Des discours toxiques et violents et déstabilisants
Les données montrent également que les discours climato-sceptiques s’amplifient régulièrement à l’occasion d’événements politiques ou sociaux majeurs. Par exemple, aux Etats-Unis, on constate une hausse des discours climatosceptiques à l’occasion des élections présidentielles, probablement dans l’optique de déstabiliser les discours du candidat démocrate sur ce sujet. En France, la multiplication des crises climatiques au printemps et à l’été 2022, ainsi que la COP27, où les major pétrolières et leur greenwashing étaient surreprésentées ont été l’occasion d’une hausse significative des publications de fausses informations sur les sujets climatiques. Ces fake news sont également publiées en réponse aux publications des rapports du GIEC. On peut donc supposer qu’une bonne partie de ces comptes et de ces contenus sont publiés de manière à décrédibiliser, déstabiliser les institutions ou les groupes portant de vrais messages sur la transition climatique.
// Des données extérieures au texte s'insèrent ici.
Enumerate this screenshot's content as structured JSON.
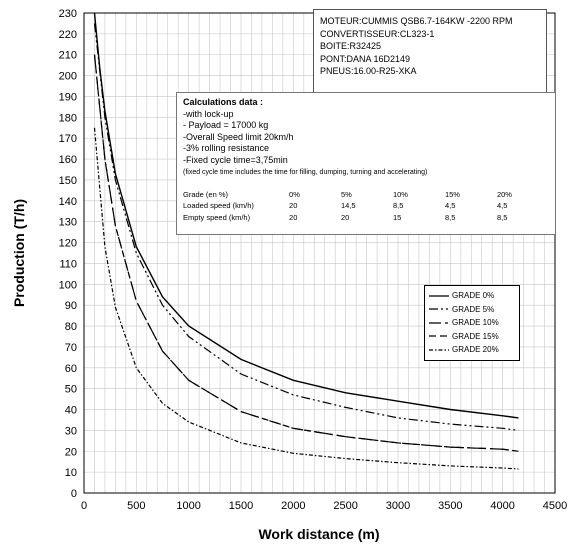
{
  "chart_data": {
    "type": "line",
    "xlabel": "Work distance (m)",
    "ylabel": "Production (T/h)",
    "xlim": [
      0,
      4500
    ],
    "ylim": [
      0,
      230
    ],
    "xticks": [
      0,
      500,
      1000,
      1500,
      2000,
      2500,
      3000,
      3500,
      4000,
      4500
    ],
    "yticks": [
      0,
      10,
      20,
      30,
      40,
      50,
      60,
      70,
      80,
      90,
      100,
      110,
      120,
      130,
      140,
      150,
      160,
      170,
      180,
      190,
      200,
      210,
      220,
      230
    ],
    "grid": true,
    "legend_position": "right",
    "series": [
      {
        "name": "GRADE 0%",
        "style": "solid",
        "color": "#000000",
        "x": [
          100,
          150,
          200,
          300,
          500,
          750,
          1000,
          1500,
          2000,
          2500,
          3000,
          3500,
          4000,
          4150
        ],
        "y": [
          232,
          204,
          183,
          153,
          118,
          94,
          80,
          64,
          54,
          48,
          44,
          40,
          37,
          36
        ]
      },
      {
        "name": "GRADE 5%",
        "style": "dash-dot-dot",
        "color": "#000000",
        "x": [
          100,
          200,
          300,
          500,
          750,
          1000,
          1500,
          2000,
          2500,
          3000,
          3500,
          4000,
          4150
        ],
        "y": [
          225,
          180,
          150,
          115,
          90,
          75,
          57,
          47,
          41,
          36,
          33,
          31,
          30
        ]
      },
      {
        "name": "GRADE 10%",
        "style": "long-dash-dot",
        "color": "#000000",
        "x": [
          100,
          200,
          300,
          500,
          750,
          1000,
          1500,
          2000,
          2500,
          3000,
          3500,
          4000,
          4150
        ],
        "y": [
          210,
          160,
          128,
          92,
          68,
          54,
          39,
          31,
          27,
          24,
          22,
          21,
          20
        ]
      },
      {
        "name": "GRADE 15%",
        "style": "dash",
        "color": "#000000",
        "x": [
          100,
          200,
          300,
          500,
          750,
          1000,
          1500,
          2000,
          2500,
          3000,
          3500,
          4000,
          4150
        ],
        "y": [
          210,
          160,
          128,
          92,
          68,
          54,
          39,
          31,
          27,
          24,
          22,
          21,
          20
        ]
      },
      {
        "name": "GRADE 20%",
        "style": "dash-dot",
        "color": "#000000",
        "x": [
          100,
          200,
          300,
          500,
          750,
          1000,
          1500,
          2000,
          2500,
          3000,
          3500,
          4000,
          4150
        ],
        "y": [
          175,
          118,
          89,
          60,
          43,
          34,
          24,
          19,
          16.5,
          14.5,
          13,
          12,
          11.5
        ]
      }
    ]
  },
  "info_box": {
    "lines": [
      "MOTEUR:CUMMIS QSB6.7-164KW -2200 RPM",
      "CONVERTISSEUR:CL323-1",
      "BOITE:R32425",
      "PONT:DANA 16D2149",
      "PNEUS:16.00-R25-XKA"
    ]
  },
  "calc_box": {
    "title": "Calculations data :",
    "lines": [
      "-with lock-up",
      "- Payload = 17000 kg",
      "-Overall Speed limit 20km/h",
      "-3% rolling resistance",
      "-Fixed cycle time=3,75min"
    ],
    "note": "(fixed cycle time includes the time for filling, dumping, turning and accelerating)",
    "table": [
      {
        "label": "Grade (en %)",
        "values": [
          "0%",
          "5%",
          "10%",
          "15%",
          "20%"
        ]
      },
      {
        "label": "Loaded speed (km/h)",
        "values": [
          "20",
          "14,5",
          "8,5",
          "4,5",
          "4,5"
        ]
      },
      {
        "label": "Empty speed  (km/h)",
        "values": [
          "20",
          "20",
          "15",
          "8,5",
          "8,5"
        ]
      }
    ]
  }
}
Dans leurs formes, les discours climatosceptiques qui se développent sur Twitter sont également plus violents que ceux des autres groupes sociaux. Ces comptes publient plus de trois fois plus de contenus « toxiques » que les autres : des obscénités, des insultes, des menaces, des attaques sur le genre ou la religion, etc… Les publications climato-dénialistes utilisent la technique des 5D pour déconstruire les arguments adverses : discrédit des personnes visées, déformation de leurs propos, distraction (en détournant l’attention du problème climatique pour d’autres enjeux), dissuasion (menaces) et doute (en instaurant le doute sur les données climatiques). Leur discours est donc souvent violent car il attaque personnellement ceux qui portent les messages pro-climat : scientifiques du climat, militants, etc.
En bref, l’étude montre clairement que les discours climatosceptiques se multiplient sur Twitter, souvent sous l’influence de groupes d’intérêts et de mouvements politiques dangereux. Ces discours, de plus en plus violents ont de nombreuses porosités avec d’autres discours complotistes et rassemblent des communautés hétérogènes de contestation. Et malheureusement, le réseau social est de moins en moins actif pour réguler et modérer ces fausses informations et ces faux comptes, notamment depuis le rachat du réseau social par le milliardaire Elon Musk, qui a drastiquement réduit les moyens alloués à la modération sur Twitter.
Face à ce développement inquiétant, il est donc plus que jamais nécessaire d’être vigilant dans notre consommation d’information sur les réseaux sociaux, de croiser les informations, et de donner la parole à ceux qui disposent d’une véritable expertise sur ces sujets.